Zur Amtsblatt-Affäre
Leserbrief. Die älteren Leser werden mir bescheinigen, dass ich nicht der Nähe zu Nazi-Verharmlosern verdächtig bin. Ich habe Veranstaltungen für das Gedenken an die Weiße Rose organisiert und gestaltet und zehn Jahre sehr aktiv in der Hildburghausener Friedensinitiative gegen unsere Kriegswirtschaft und für die Demokratisierung unseres Landes gestritten.
Aus dem Altenteil heraus melde ich mich nun auch zu dem Fall, weil meine Gesinnungsgenossen wohl auch müde geworden sind. Aufgepasst: Ich beteilige mich nicht am Obst-Bashing, sondern wende mich gegen dieses Getue. Mit den meisten geäußerten Einschätzungen und Argumenten stimme ich überein, aber ich misstraue dem Shitstorm trotzdem. Sind es diejenigen, die am meisten unter der Politik des Bürgermeisters gelitten haben? Sind es die, die sich an den bisherigen, und durchaus bedeutenderen politischen Skandalen der letzten Jahre entsetzten? Wer beteiligt sich denn an der Steinigung unseres vergleichsweise harmlosen Kommunalpolitikers?

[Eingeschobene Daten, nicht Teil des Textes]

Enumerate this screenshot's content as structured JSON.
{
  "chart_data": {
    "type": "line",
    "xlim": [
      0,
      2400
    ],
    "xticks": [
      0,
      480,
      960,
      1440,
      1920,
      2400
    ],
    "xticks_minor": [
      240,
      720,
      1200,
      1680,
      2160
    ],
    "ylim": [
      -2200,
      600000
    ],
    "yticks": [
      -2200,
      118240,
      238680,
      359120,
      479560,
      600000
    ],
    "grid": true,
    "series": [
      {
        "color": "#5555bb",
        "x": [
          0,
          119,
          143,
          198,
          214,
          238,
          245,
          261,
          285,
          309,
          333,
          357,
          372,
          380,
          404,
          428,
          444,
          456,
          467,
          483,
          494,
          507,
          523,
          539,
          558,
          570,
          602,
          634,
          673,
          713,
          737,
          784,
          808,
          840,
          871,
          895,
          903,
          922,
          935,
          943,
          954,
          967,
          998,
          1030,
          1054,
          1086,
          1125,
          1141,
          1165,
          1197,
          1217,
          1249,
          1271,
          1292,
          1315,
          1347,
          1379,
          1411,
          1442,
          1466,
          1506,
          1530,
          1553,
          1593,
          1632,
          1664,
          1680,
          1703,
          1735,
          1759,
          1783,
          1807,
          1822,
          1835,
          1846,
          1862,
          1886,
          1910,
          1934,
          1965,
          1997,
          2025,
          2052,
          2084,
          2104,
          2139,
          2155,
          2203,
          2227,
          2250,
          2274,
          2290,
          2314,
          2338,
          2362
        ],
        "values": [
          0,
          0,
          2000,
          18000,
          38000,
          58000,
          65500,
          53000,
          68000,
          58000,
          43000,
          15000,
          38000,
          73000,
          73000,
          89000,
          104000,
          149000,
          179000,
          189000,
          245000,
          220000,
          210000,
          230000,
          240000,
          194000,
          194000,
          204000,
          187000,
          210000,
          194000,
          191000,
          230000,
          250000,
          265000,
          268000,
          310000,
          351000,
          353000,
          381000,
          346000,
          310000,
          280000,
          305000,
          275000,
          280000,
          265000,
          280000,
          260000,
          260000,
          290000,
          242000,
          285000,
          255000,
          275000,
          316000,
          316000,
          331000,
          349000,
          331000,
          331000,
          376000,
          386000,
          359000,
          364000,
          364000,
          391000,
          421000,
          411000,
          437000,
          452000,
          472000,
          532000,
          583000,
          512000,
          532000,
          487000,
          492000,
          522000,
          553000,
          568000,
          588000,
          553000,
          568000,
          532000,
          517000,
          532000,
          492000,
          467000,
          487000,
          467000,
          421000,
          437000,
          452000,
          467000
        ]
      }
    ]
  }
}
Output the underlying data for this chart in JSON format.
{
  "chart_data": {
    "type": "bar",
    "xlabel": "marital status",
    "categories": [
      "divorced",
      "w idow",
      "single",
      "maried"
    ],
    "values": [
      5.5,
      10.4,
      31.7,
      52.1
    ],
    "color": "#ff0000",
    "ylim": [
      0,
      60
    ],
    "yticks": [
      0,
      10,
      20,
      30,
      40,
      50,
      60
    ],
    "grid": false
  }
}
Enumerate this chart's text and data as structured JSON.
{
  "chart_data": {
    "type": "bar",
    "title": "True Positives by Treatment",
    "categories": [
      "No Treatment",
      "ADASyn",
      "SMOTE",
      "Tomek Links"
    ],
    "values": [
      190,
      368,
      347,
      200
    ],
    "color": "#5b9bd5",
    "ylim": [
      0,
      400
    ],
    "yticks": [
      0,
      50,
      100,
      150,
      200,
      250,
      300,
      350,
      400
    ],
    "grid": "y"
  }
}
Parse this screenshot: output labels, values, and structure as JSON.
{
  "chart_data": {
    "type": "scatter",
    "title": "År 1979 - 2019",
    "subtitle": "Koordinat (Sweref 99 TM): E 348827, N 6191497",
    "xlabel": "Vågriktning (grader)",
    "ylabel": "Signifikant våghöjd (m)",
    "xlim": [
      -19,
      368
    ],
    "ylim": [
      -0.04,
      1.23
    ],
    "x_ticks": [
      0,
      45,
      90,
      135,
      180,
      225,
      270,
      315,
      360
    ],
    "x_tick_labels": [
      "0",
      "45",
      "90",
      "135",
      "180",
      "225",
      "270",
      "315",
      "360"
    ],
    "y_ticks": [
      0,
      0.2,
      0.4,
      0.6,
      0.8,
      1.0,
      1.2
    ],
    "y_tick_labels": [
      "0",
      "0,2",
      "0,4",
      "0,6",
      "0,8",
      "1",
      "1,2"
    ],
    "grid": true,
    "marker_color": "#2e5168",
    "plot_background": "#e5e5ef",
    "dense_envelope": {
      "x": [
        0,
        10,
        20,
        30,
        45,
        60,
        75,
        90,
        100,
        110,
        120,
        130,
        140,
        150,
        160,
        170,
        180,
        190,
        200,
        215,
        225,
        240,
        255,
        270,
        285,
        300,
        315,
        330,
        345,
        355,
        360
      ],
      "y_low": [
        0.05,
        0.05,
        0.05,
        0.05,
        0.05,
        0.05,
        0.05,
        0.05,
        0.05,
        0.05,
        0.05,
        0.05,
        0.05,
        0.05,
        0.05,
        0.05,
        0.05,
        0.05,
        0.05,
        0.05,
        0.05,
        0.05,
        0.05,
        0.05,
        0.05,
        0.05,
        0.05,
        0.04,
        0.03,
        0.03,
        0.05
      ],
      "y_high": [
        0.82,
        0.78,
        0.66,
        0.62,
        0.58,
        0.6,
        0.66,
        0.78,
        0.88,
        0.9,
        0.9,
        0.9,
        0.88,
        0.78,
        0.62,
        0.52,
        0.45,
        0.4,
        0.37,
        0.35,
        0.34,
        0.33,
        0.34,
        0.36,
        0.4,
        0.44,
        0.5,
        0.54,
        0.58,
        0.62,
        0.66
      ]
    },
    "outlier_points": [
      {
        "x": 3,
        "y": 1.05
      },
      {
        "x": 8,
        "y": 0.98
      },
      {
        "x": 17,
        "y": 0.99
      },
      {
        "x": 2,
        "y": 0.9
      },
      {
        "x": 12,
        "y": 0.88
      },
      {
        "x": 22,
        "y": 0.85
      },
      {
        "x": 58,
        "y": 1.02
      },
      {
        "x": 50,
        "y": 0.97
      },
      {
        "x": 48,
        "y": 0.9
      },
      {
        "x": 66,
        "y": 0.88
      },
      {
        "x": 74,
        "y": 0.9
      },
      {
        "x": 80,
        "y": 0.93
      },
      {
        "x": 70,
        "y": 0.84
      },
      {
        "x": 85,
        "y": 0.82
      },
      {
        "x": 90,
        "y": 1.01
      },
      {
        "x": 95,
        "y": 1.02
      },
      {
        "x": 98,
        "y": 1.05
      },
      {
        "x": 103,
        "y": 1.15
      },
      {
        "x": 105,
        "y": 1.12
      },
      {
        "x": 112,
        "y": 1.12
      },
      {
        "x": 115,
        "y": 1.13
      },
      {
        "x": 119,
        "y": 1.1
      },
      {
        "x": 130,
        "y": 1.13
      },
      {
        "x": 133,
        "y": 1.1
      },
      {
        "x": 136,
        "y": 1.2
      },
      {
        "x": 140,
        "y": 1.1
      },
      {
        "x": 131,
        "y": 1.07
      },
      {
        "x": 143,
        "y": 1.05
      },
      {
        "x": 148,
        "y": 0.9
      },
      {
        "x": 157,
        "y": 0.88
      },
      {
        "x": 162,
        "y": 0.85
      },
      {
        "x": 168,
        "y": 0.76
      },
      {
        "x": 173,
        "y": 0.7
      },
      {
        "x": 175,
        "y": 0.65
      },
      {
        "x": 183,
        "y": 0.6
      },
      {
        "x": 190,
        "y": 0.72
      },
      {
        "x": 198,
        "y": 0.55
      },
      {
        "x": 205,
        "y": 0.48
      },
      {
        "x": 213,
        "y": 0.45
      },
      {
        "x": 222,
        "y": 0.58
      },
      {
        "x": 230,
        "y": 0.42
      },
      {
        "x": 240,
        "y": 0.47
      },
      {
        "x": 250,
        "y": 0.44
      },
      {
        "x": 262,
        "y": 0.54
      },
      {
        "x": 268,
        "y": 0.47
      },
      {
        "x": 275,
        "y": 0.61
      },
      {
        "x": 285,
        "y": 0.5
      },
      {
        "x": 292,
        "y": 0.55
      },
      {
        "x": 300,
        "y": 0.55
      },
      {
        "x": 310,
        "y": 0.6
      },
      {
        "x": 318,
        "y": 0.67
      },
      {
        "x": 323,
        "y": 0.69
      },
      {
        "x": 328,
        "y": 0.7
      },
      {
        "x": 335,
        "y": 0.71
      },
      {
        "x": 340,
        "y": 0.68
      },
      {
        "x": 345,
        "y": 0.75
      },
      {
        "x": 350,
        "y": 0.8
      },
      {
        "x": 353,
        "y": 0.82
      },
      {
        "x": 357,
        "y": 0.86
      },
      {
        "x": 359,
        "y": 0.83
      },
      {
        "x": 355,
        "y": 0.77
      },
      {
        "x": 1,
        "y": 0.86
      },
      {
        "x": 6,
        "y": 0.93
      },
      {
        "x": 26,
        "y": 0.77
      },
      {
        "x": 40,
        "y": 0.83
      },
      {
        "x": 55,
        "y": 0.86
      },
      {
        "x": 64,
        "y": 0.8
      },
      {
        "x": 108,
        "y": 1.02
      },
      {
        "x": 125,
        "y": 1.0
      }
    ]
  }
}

Viele Namen sind mir verdächtig. Bodo Ramelow, nicht gerade als konsequenter Friedenspolitiker bekannt – benutzt er den Fall, um sich von seinem rechten Linksparteiflügel aus gegen die CDU zu profilieren? Denn zur Verbreitung der geäußerten Meinung ist er wahrlich nicht nötig. Sie weicht nicht vom Mainstream ab. Gleiches gilt für einige lokale Leserbriefschreiber, von denen man lange keine politische Äußerung vernommen hat und deren Namen ich hier nicht aufzählen muss. Muss da vielleicht hier ein verblasster linksanarchistischer Ruf aufpoliert und dort eine neudemokratische Umerziehung bestätigt werden?
Wer sich für die Umstände, unter denen es zum Eklat kam, interessiert, wird seine Empörung in den Griff bekommen. Er wird zunächst feststellen, dass in dem Amtsblättchen, in dem der beanstandete Beitrag erschien, regelmäßig unkommentierte Zitate aus historischen Veröffentlichungen erscheinen. Deshalb wird Herr Obst nicht auf den Gedanken gekommen sein, dass man ihm die Meinung des Autoren unterstellt. Er verfügt nicht über einen Stab von gewieften Pressereferenten und Redenschreibern wie etwa unsere Kanzlerin und Waffenhändlerin, die trotz ihres Doktortitels diesen Aufwand auf unsere Kosten treiben muss.
Er ist kein Intellektueller, sondern nicht mehr und nicht weniger als der Bürgermeister einer Kleinstadt. Er ist auch nicht in der Lage, zu seiner Verteidigung zum Angriff überzugehen wie so viele große Politiker unserer rechtspopulistischen Zeit. Er hat auch nicht die Dreistigkeit eines Helmut Kohl, der die Verantwortung für seine politischen Taten auf seinen Unterschriften-Automaten übertragen durfte, und kann keine Strohmänner bezahlen, die behaupten, alles sei ohne Wissen ihres Chefs geschehen.
Herr Obst hat nun wirklich nicht die Kampfeslust eines Herren Sarrazin, der politisch unkorrekte Meinungen herauszuschreien liebt.
Liebe Leser, verwendet eure Energie auf die Möglichkeiten, euren politischen Willen durchzusetzen, und die bestehen zum Beispiel in zivilem Ungehorsam, der die Verwaltungen demokratisieren könnte, und in Konsumverzicht, der unsere Selbstverantwortung stärkt und auf den sich die wirtschaftlichen Drahtzieher der Politik einstellen müssen und im mutigen Eintreten für diskriminierte Mitbürger im regionalen Umfeld. Denn das ist der Ursprung aller Politik.